BP's version of net income plunged by 40% from a year earlier and its cash flow nose-dived more than 75%, while Total's net profit fell by 20%. Both companies saw their revenues from oil sales plummet as crude traded for about $54 a barrel in the first quarter of 2015, half its price a year earlier.
In a sign of how bad things have been for big oil companies, those numbers were seen as being better than expected. Three months ago, Total reported a $5.7 billion loss for the fourth quarter of 2014, while BP's losses totaled almost $1 billion.
This time around, BP and Total--the world's fourth- and fifth-largest independent oil companies by market value--were helped by increased production, deep cost cuts and healthy profits from their refining businesses. To some industry observers, the results indicate that oil companies may be able to cope with low prices better than many investors expected.
"The dire earnings collapse is not going to be as bad as generally anticipated," said Brian Youngberg, an analyst at Edward Jones.
Two other huge oil companies, Exxon Mobil Corp. and Royal Dutch Shell PLC, will reveal on Thursday whether similar measures worked for them during the downturn. Italian energy giant Eni SpA reports results on Wednesday, while Chevron Corp. comes out on Friday.
BP and Total demonstrated the advantages of an integrated oil company--one that explores for oil, extracts it, refines it and sells it to customers--when oil prices drop. Easing the damage were their downstream operations, which refine, ship and trade oil and gas. BP's profits from its downstream operations more than doubled year on year, while Total saw its operating income from its refining and petrochemicals division almost tripled.
Total is "profiting from its integrated model," Chief Executive Officer Patrick Pouyanné said.
For BP, the results come at an uncertain moment. It has been trying to simultaneously weather the oil slump and come back from its massive spill in the Gulf of Mexico five years ago. Its shrinking size made it the subject of takeover talk in the wake of rival Royal Dutch Shell PLC's $70 billion deal to buy BG Group PLC (though a U.K. official says the government would move to block a foreign acquisition of BP).

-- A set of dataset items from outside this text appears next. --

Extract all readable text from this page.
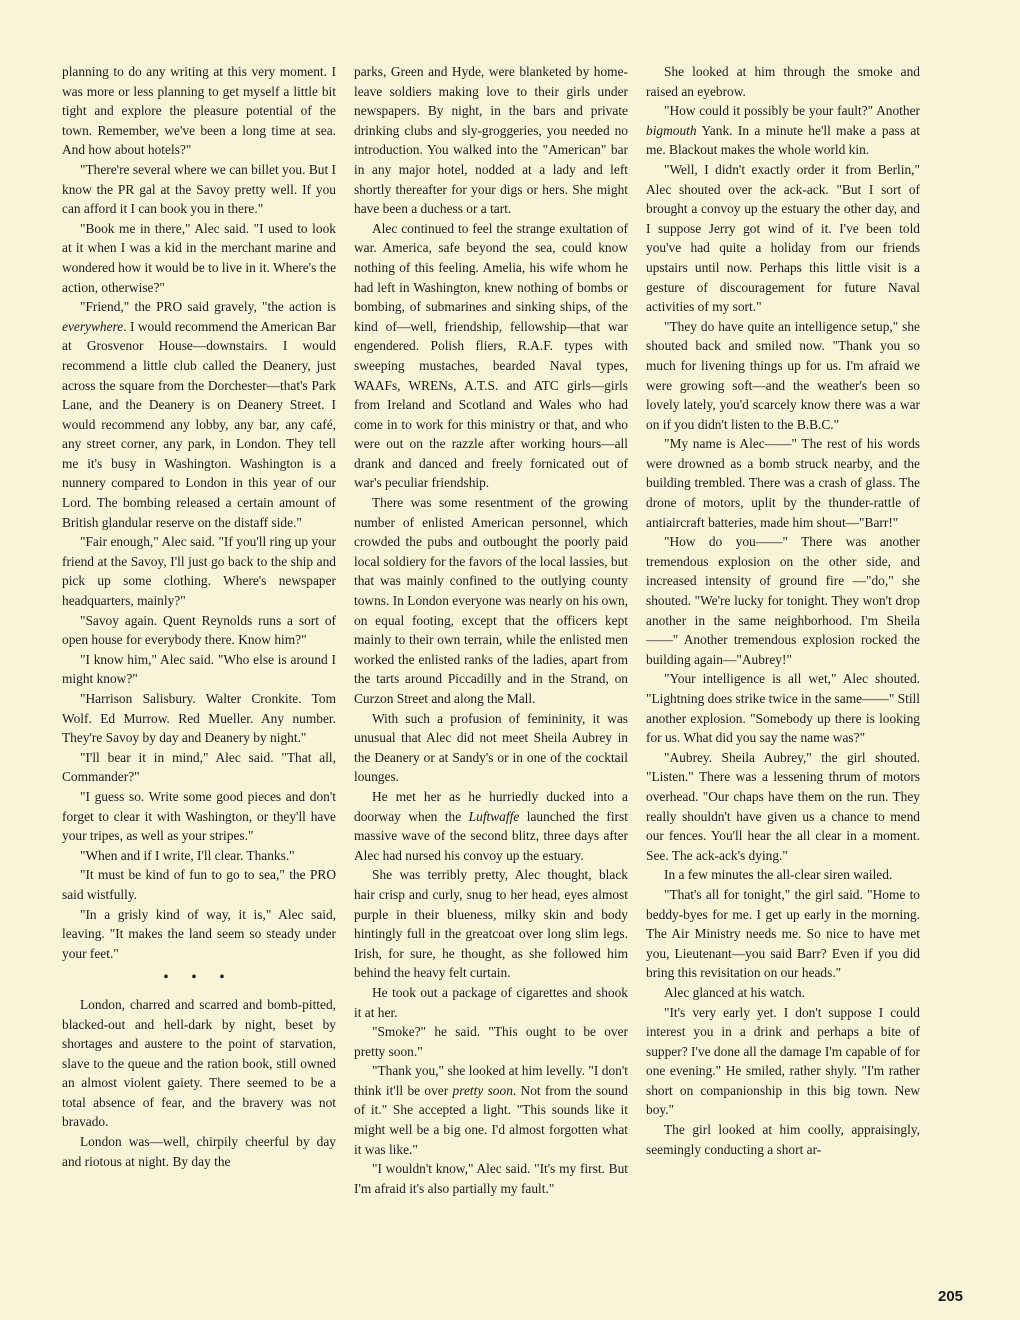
planning to do any writing at this very moment. I was more or less planning to get myself a little bit tight and explore the pleasure potential of the town. Remember, we've been a long time at sea. And how about hotels?"

"There're several where we can billet you. But I know the PR gal at the Savoy pretty well. If you can afford it I can book you in there."

"Book me in there," Alec said. "I used to look at it when I was a kid in the merchant marine and wondered how it would be to live in it. Where's the action, otherwise?"

"Friend," the PRO said gravely, "the action is everywhere. I would recommend the American Bar at Grosvenor House—downstairs. I would recommend a little club called the Deanery, just across the square from the Dorchester—that's Park Lane, and the Deanery is on Deanery Street. I would recommend any lobby, any bar, any café, any street corner, any park, in London. They tell me it's busy in Washington. Washington is a nunnery compared to London in this year of our Lord. The bombing released a certain amount of British glandular reserve on the distaff side."

"Fair enough," Alec said. "If you'll ring up your friend at the Savoy, I'll just go back to the ship and pick up some clothing. Where's newspaper headquarters, mainly?"

"Savoy again. Quent Reynolds runs a sort of open house for everybody there. Know him?"

"I know him," Alec said. "Who else is around I might know?"

"Harrison Salisbury. Walter Cronkite. Tom Wolf. Ed Murrow. Red Mueller. Any number. They're Savoy by day and Deanery by night."

"I'll bear it in mind," Alec said. "That all, Commander?"

"I guess so. Write some good pieces and don't forget to clear it with Washington, or they'll have your tripes, as well as your stripes."

"When and if I write, I'll clear. Thanks."

"It must be kind of fun to go to sea," the PRO said wistfully.

"In a grisly kind of way, it is," Alec said, leaving. "It makes the land seem so steady under your feet."

• • •

London, charred and scarred and bomb-pitted, blacked-out and hell-dark by night, beset by shortages and austere to the point of starvation, slave to the queue and the ration book, still owned an almost violent gaiety. There seemed to be a total absence of fear, and the bravery was not bravado.

London was—well, chirpily cheerful by day and riotous at night. By day the

parks, Green and Hyde, were blanketed by home-leave soldiers making love to their girls under newspapers. By night, in the bars and private drinking clubs and sly-groggeries, you needed no introduction. You walked into the "American" bar in any major hotel, nodded at a lady and left shortly thereafter for your digs or hers. She might have been a duchess or a tart.

Alec continued to feel the strange exultation of war. America, safe beyond the sea, could know nothing of this feeling. Amelia, his wife whom he had left in Washington, knew nothing of bombs or bombing, of submarines and sinking ships, of the kind of—well, friendship, fellowship—that war engendered. Polish fliers, R.A.F. types with sweeping mustaches, bearded Naval types, WAAFs, WRENs, A.T.S. and ATC girls—girls from Ireland and Scotland and Wales who had come in to work for this ministry or that, and who were out on the razzle after working hours—all drank and danced and freely fornicated out of war's peculiar friendship.

There was some resentment of the growing number of enlisted American personnel, which crowded the pubs and outbought the poorly paid local soldiery for the favors of the local lassies, but that was mainly confined to the outlying county towns. In London everyone was nearly on his own, on equal footing, except that the officers kept mainly to their own terrain, while the enlisted men worked the enlisted ranks of the ladies, apart from the tarts around Piccadilly and in the Strand, on Curzon Street and along the Mall.

With such a profusion of femininity, it was unusual that Alec did not meet Sheila Aubrey in the Deanery or at Sandy's or in one of the cocktail lounges.

He met her as he hurriedly ducked into a doorway when the Luftwaffe launched the first massive wave of the second blitz, three days after Alec had nursed his convoy up the estuary.

She was terribly pretty, Alec thought, black hair crisp and curly, snug to her head, eyes almost purple in their blueness, milky skin and body hintingly full in the greatcoat over long slim legs. Irish, for sure, he thought, as she followed him behind the heavy felt curtain.

He took out a package of cigarettes and shook it at her.

"Smoke?" he said. "This ought to be over pretty soon."

"Thank you," she looked at him levelly. "I don't think it'll be over pretty soon. Not from the sound of it." She accepted a light. "This sounds like it might well be a big one. I'd almost forgotten what it was like."

"I wouldn't know," Alec said. "It's my first. But I'm afraid it's also partially my fault."

She looked at him through the smoke and raised an eyebrow.

"How could it possibly be your fault?" Another bigmouth Yank. In a minute he'll make a pass at me. Blackout makes the whole world kin.

"Well, I didn't exactly order it from Berlin," Alec shouted over the ack-ack. "But I sort of brought a convoy up the estuary the other day, and I suppose Jerry got wind of it. I've been told you've had quite a holiday from our friends upstairs until now. Perhaps this little visit is a gesture of discouragement for future Naval activities of my sort."

"They do have quite an intelligence setup," she shouted back and smiled now. "Thank you so much for livening things up for us. I'm afraid we were growing soft—and the weather's been so lovely lately, you'd scarcely know there was a war on if you didn't listen to the B.B.C."

"My name is Alec——" The rest of his words were drowned as a bomb struck nearby, and the building trembled. There was a crash of glass. The drone of motors, uplit by the thunder-rattle of antiaircraft batteries, made him shout—"Barr!"

"How do you——" There was another tremendous explosion on the other side, and increased intensity of ground fire —"do," she shouted. "We're lucky for tonight. They won't drop another in the same neighborhood. I'm Sheila——" Another tremendous explosion rocked the building again—"Aubrey!"

"Your intelligence is all wet," Alec shouted. "Lightning does strike twice in the same——" Still another explosion. "Somebody up there is looking for us. What did you say the name was?"

"Aubrey. Sheila Aubrey," the girl shouted. "Listen." There was a lessening thrum of motors overhead. "Our chaps have them on the run. They really shouldn't have given us a chance to mend our fences. You'll hear the all clear in a moment. See. The ack-ack's dying."

In a few minutes the all-clear siren wailed.

"That's all for tonight," the girl said. "Home to beddy-byes for me. I get up early in the morning. The Air Ministry needs me. So nice to have met you, Lieutenant—you said Barr? Even if you did bring this revisitation on our heads."

Alec glanced at his watch.

"It's very early yet. I don't suppose I could interest you in a drink and perhaps a bite of supper? I've done all the damage I'm capable of for one evening." He smiled, rather shyly. "I'm rather short on companionship in this big town. New boy."

The girl looked at him coolly, appraisingly, seemingly conducting a short ar-

205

BP was aided in the latest quarter by a U.K. tax break for companies operating in the North Sea, though it didn't quantify the benefit. Mr. Gilvary said the company is continuing with a program of cost cuts, slashing staff, cutting capital spending and trying to reduce other expenses. First-quarter capital expenditures fell by almost 20% from a year earlier to $4.4 billion. Mr. Gilvary said the company has sold more than $7 billion in assets as part of a $10 billion planned selloff to end this year. The company has already committed to cut capital spending by 20% this year to $20 billion.
BP and Total both said their trading arms had capitalized on the market's condition after the slump in oil prices created a contango, in which current oil prices are cheaper than those in the future. That lets traders store oil they bought at low prices while locking in a profit by selling pricier futures.

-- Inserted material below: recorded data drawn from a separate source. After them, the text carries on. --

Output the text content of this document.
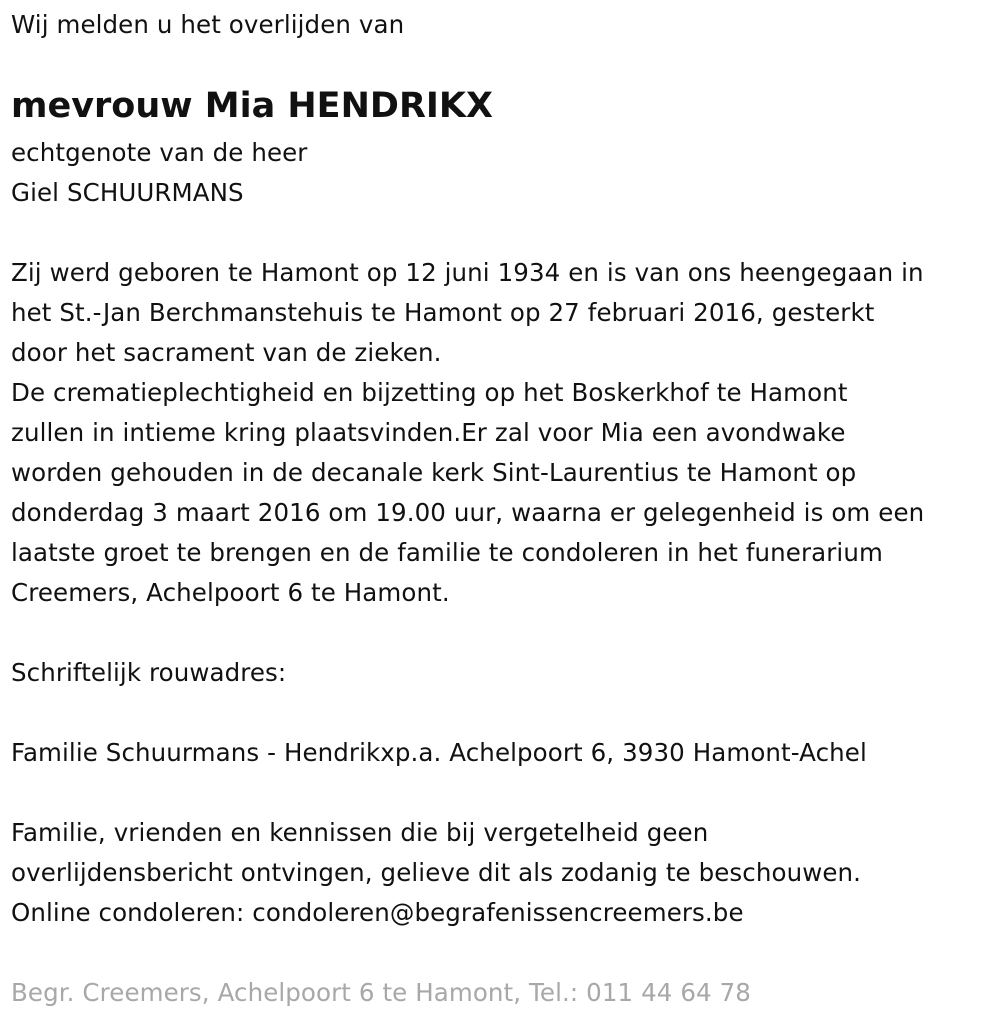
Wij melden u het overlijden van
mevrouw Mia HENDRIKX
echtgenote van de heer
Giel SCHUURMANS
Zij werd geboren te Hamont op 12 juni 1934 en is van ons heengegaan in
het St.-Jan Berchmanstehuis te Hamont op 27 februari 2016, gesterkt
door het sacrament van de zieken.
De crematieplechtigheid en bijzetting op het Boskerkhof te Hamont
zullen in intieme kring plaatsvinden.Er zal voor Mia een avondwake
worden gehouden in de decanale kerk Sint-Laurentius te Hamont op
donderdag 3 maart 2016 om 19.00 uur, waarna er gelegenheid is om een
laatste groet te brengen en de familie te condoleren in het funerarium
Creemers, Achelpoort 6 te Hamont.
Schriftelijk rouwadres:
Familie Schuurmans - Hendrikxp.a. Achelpoort 6, 3930 Hamont-Achel
Familie, vrienden en kennissen die bij vergetelheid geen
overlijdensbericht ontvingen, gelieve dit als zodanig te beschouwen.
Online condoleren: condoleren@begrafenissencreemers.be
Begr. Creemers, Achelpoort 6 te Hamont, Tel.: 011 44 64 78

As BP unwinds its position throughout the year, more cash could return to its balance sheet. While BP rarely provides details on its trading performance, Chief Financial Officer Brian Gilvary said trading results last quarter were $300 million to $400 million better than normal.
Ivor Pether, a fund manager at Royal London Asset Management, said the quarterly results offer some encouragement that BP can deliver on its cost-cutting plans. Royal London held more than $680 million in BP stock as of earlier this month.
But, he added, "I'm terribly wary of interpreting too much from the quarterly figures," since some savings and trading profits are "not necessarily repeatable."
Total was helped by the fact that many of its aggressive investment projects, carried out when oil prices were much higher, are due to start pumping oil and gas.
During the first quarter of this year, Total increased production by 10% to 2.4 million barrels of oil equivalent a day, the strongest increase in a decade. The company attributed this to the start of several projects in the North Sea and in Nigeria, an increase of production in Angola and the recent partnership signed with Abu Dhabi.
The bottom line in the first quarter was also lifted by capital gains worth about $1 billion from the sale of such assets as its petrochemical unit Bostik and minority stakes in oil fields in Nigeria.
But there were also warning signs. Total wrote down $659 million on the value of its assets in Libya given the impact of the violence in the country, and $93 million on its assets in Yemen as political instability has recently worsened.
Moreover, the company said the improved performance of its refining business only marked a brief respite in an industry that has long suffered from overcapacity. Refining margins have already started to fall, Total said.
"Using the first quarter as a proxy for the full year would not be correct," Total's Chief Financial Officer Patrick de la Chevardière said in a conference call with analysts.